The accusation came in a five-page letter released by Botha in response to a letter from the Rev. Frank Chikane, general secretary of the South African Council of Churches, who defended the clergy's growing role in anti-government protest.
The exchange of letters is the latest round of a bitter church-state confrontation that began last month when the government banned all activities by 17 major anti-apartheid organizations.

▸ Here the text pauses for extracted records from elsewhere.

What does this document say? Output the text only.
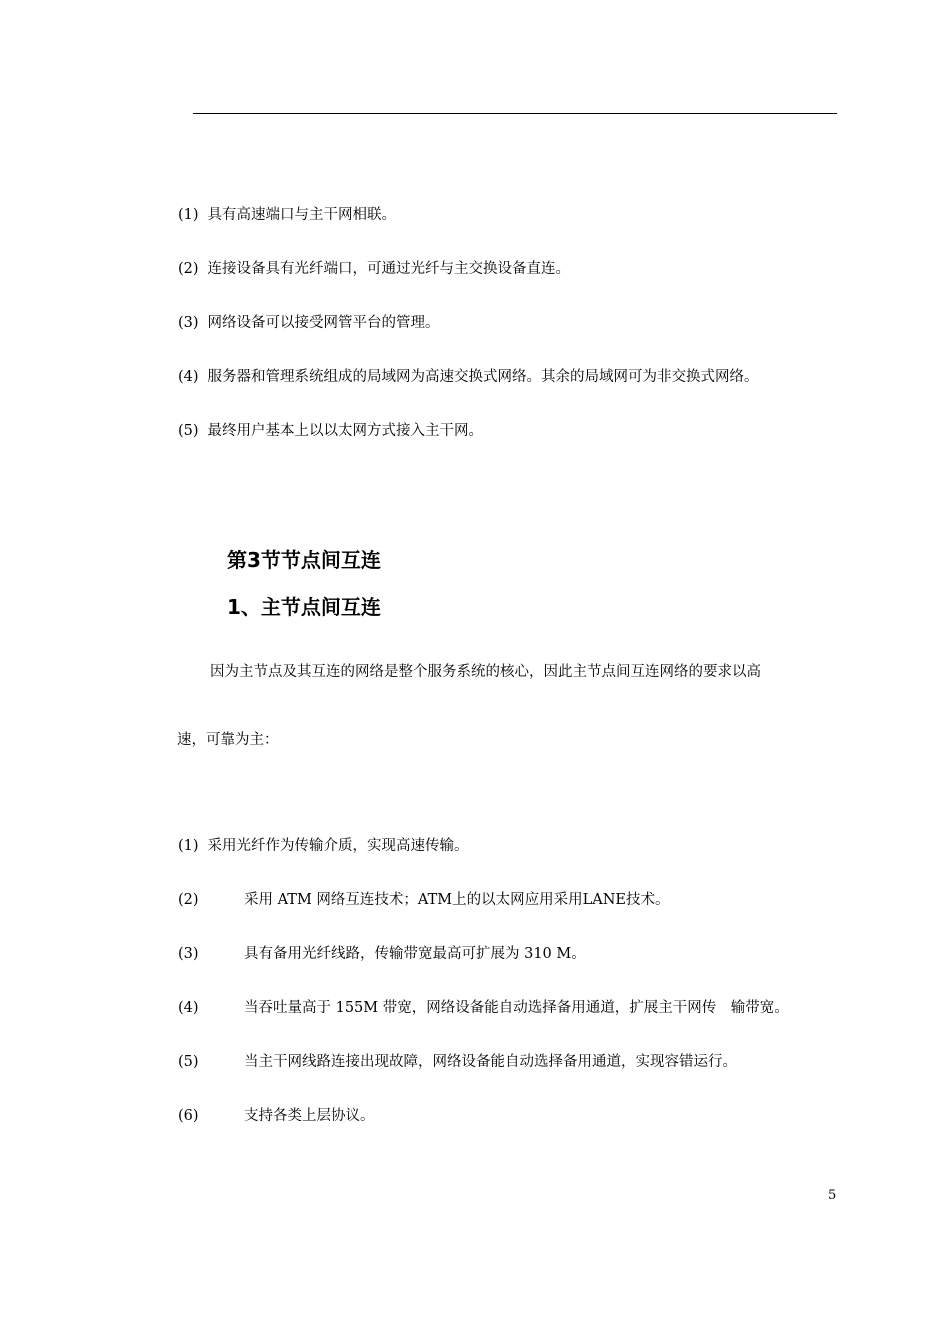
(1) 具有高速端口与主干网相联。
(2) 连接设备具有光纤端口，可通过光纤与主交换设备直连。
(3) 网络设备可以接受网管平台的管理。
(4) 服务器和管理系统组成的局域网为高速交换式网络。其余的局域网可为非交换式网络。
(5) 最终用户基本上以以太网方式接入主干网。
第3节节点间互连
1、主节点间互连
因为主节点及其互连的网络是整个服务系统的核心，因此主节点间互连网络的要求以高
速，可靠为主：
(1) 采用光纤作为传输介质，实现高速传输。
(2)	采用 ATM 网络互连技术；ATM上的以太网应用采用LANE技术。
(3)	具有备用光纤线路，传输带宽最高可扩展为 310 M。
(4)	当吞吐量高于 155M 带宽，网络设备能自动选择备用通道，扩展主干网传　输带宽。
(5)	当主干网线路连接出现故障，网络设备能自动选择备用通道，实现容错运行。
(6)	支持各类上层协议。
5
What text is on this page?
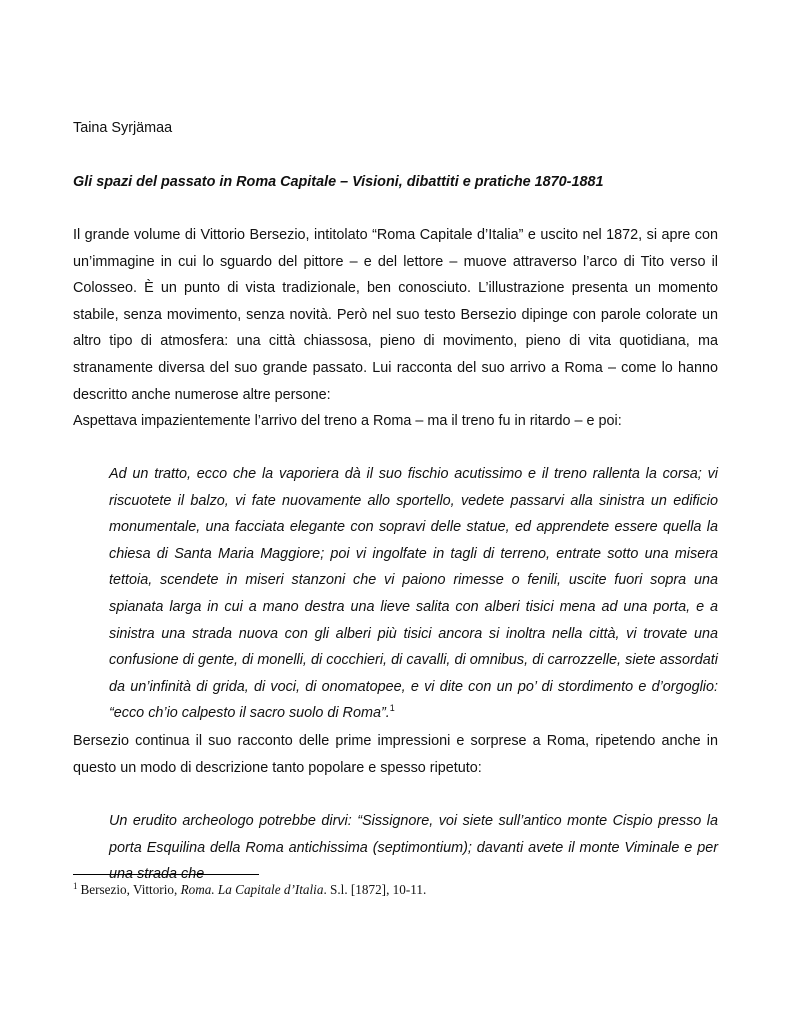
Taina Syrjämaa
Gli spazi del passato in Roma Capitale – Visioni, dibattiti e pratiche 1870-1881
Il grande volume di Vittorio Bersezio, intitolato “Roma Capitale d’Italia” e uscito nel 1872, si apre con un’immagine in cui lo sguardo del pittore – e del lettore – muove attraverso l’arco di Tito verso il Colosseo. È un punto di vista tradizionale, ben conosciuto. L’illustrazione presenta un momento stabile, senza movimento, senza novità. Però nel suo testo Bersezio dipinge con parole colorate un altro tipo di atmosfera: una città chiassosa, pieno di movimento, pieno di vita quotidiana, ma stranamente diversa del suo grande passato. Lui racconta del suo arrivo a Roma – come lo hanno descritto anche numerose altre persone:
Aspettava impazientemente l’arrivo del treno a Roma – ma il treno fu in ritardo – e poi:
Ad un tratto, ecco che la vaporiera dà il suo fischio acutissimo e il treno rallenta la corsa; vi riscuotete il balzo, vi fate nuovamente allo sportello, vedete passarvi alla sinistra un edificio monumentale, una facciata elegante con sopravi delle statue, ed apprendete essere quella la chiesa di Santa Maria Maggiore; poi vi ingolfate in tagli di terreno, entrate sotto una misera tettoia, scendete in miseri stanzoni che vi paiono rimesse o fenili, uscite fuori sopra una spianata larga in cui a mano destra una lieve salita con alberi tisici mena ad una porta, e a sinistra una strada nuova con gli alberi più tisici ancora si inoltra nella città, vi trovate una confusione di gente, di monelli, di cocchieri, di cavalli, di omnibus, di carrozzelle, siete assordati da un’infinità di grida, di voci, di onomatopee, e vi dite con un po’ di stordimento e d’orgoglio: “ecco ch’io calpesto il sacro suolo di Roma”.$^1$
Bersezio continua il suo racconto delle prime impressioni e sorprese a Roma, ripetendo anche in questo un modo di descrizione tanto popolare e spesso ripetuto:
Un erudito archeologo potrebbe dirvi: “Sissignore, voi siete sull’antico monte Cispio presso la porta Esquilina della Roma antichissima (septimontium); davanti avete il monte Viminale e per una strada che
$^1$ Bersezio, Vittorio, Roma. La Capitale d’Italia. S.l. [1872], 10-11.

Chikane, Anglican Archbishop Desmond Tutu and other clegymen vowed to fill the void created by the bannings.
On Feb. 29, Chikane, Tutu and 23 other church leaders were arrested while trying to march to Parliament with a petition protesting the crackdown.
Chikane, in a letter to Botha a week ago, defended the clergymen's decision to protest against ''ungodly acts of oppression.''
Botha, in his response, described himself as a devout Christian. He said his government, which denies the black majority a vote in national affairs, strove to broaden democracy and remove discriminatory laws.
Referring to the outlawed African National Congress and South African Communist Party, Botha said to Chikane: ''You love and praise the ANC-SACP, with its Marxist and atheistic ideology, landmines, bombs and necklaces perpetrating the most horrendous atrocities imaginable, and you embrace and participate in their call for violence, hatred, sanctions, insurrection and revolution.
''In the name of God,'' added Botha, ''I call upon you to be messengers of the true Christian religion and not of Marxism or atheism.''
''Necklacing'' is a form of execution in which a gasoline-soaked tire is placed around a victim's neck and set alight. In nationwide unrest from 1984 through 1986, many blacks suspected of collaborating with the government were necklaced by black militants.
The ANC, which wages a bombing and sabotage campaign aimed at undermining white-minority rule, repudiated necklacing last year and the method has been used infrequently in recent months.
At an emergency meeting Tuesday, Anglican bishops from across South Africa pledged support for Tutu in his confrontation with Botha. The bishops said they rejected the president's efforts to depict the dispute as a choice between Marxism and the government's programs.